Para tentar fechar ainda mais o cerco contra as violências às mulheres, o Congresso Nacional aprovou na terça-feira (7/8) novos projetos de leis. Eles aumentam a pena para o estupro coletivo e tornam crime a importunação sexual, a chamada vingança pornográfica e a divulgação de cenas de estupro. A ideia é fechar o cerco contra qualquer prática de violência.O projeto, agora, segue para a sanção presidencial.
Educação – Todas essas iniciativas, contudo, visam reparar os danos depois das ocorrências. Até agora, o medo da punição mais severa não foi suficiente para evitar que mais mulheres venham ser agredidas e mortas.A solução, entendem os especialistas, passa pela educação. Esse deveria ser o melhor caminho, mas em muitos casos ela atua na retroalimentação de maus valores.

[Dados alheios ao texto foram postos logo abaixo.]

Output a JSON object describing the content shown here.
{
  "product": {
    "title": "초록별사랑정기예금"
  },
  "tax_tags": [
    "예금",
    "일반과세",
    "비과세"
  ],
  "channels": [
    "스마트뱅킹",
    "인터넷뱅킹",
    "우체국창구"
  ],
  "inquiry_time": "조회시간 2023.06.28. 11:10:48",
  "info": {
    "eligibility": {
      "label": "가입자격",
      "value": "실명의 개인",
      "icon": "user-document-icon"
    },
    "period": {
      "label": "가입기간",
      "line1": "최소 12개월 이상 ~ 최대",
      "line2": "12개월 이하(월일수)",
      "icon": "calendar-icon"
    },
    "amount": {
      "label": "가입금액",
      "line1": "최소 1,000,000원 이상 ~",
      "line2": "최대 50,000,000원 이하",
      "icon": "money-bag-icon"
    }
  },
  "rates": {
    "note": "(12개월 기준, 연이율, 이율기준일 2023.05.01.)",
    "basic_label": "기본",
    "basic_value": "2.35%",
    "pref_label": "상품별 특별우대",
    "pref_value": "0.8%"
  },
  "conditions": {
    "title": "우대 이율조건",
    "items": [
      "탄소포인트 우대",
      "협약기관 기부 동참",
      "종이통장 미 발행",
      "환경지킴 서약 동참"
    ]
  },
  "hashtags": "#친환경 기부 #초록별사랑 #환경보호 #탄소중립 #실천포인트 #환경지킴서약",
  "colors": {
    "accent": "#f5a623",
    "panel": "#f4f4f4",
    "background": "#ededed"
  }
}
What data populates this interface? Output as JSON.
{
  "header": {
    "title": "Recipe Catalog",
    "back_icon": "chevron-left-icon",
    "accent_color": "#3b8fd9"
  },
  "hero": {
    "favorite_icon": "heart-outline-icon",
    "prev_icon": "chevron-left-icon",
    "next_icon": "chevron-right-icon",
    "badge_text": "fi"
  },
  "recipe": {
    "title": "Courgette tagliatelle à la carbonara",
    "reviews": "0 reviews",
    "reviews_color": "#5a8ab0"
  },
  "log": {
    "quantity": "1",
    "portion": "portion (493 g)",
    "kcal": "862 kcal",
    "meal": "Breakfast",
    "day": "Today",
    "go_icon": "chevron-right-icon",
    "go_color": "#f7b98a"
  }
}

Para a psicóloga Raquel Baldo, o machismo é um comportamento cultural e histórico social ainda muito presente em nossa sociedade, e também na educação. Em muitos casos, o cotidiano de nossos colégios reforça os estereótipos de gênero no sentido de que mulheres são seres inferiores aos homens.
“O machismo é passado de pai para filho, da escola para o aluno, pois se trata de um ensinamento cultural. E não acontece em livros, técnicas ou cartilhas, mas sim por meio de atos e palavras ligadas aos valores morais e sociais. São informações absorvidas psíquica e emocionalmente e que farão parte do ser humano (masculino ou feminino) ao longo de sua vida, ditando inconscientemente suas atitudes, pensamentos, sentimentos e escolhas”, diz a especialista.
Machismo cultural
O conceito do machismo se faz presente em nossas vidas. O hábito do desrespeito para com as mulheres está impregnado na cultura brasileira. Ele se materializa no comportamento individual e se reflete na insensibilidade jurídica e na indiferença social de muitos de nós.
Ensino – Tal indiferença se materializa no velho adágio popular que “em briga de marido e mulher não se mete a colher”. Em pelo menos um dos casos de feminicídios registrados este mês em Brasília, uma morte poderia ter sido evitada se os vizinhos não tivessem ficado indiferentes.
Para mudar esse quadro se faz necessário dar um novo enfoque educacional. Começando em casa, na família, já que as crianças copiam os adultos. Esse enfoque requer um novo modelo de ensino.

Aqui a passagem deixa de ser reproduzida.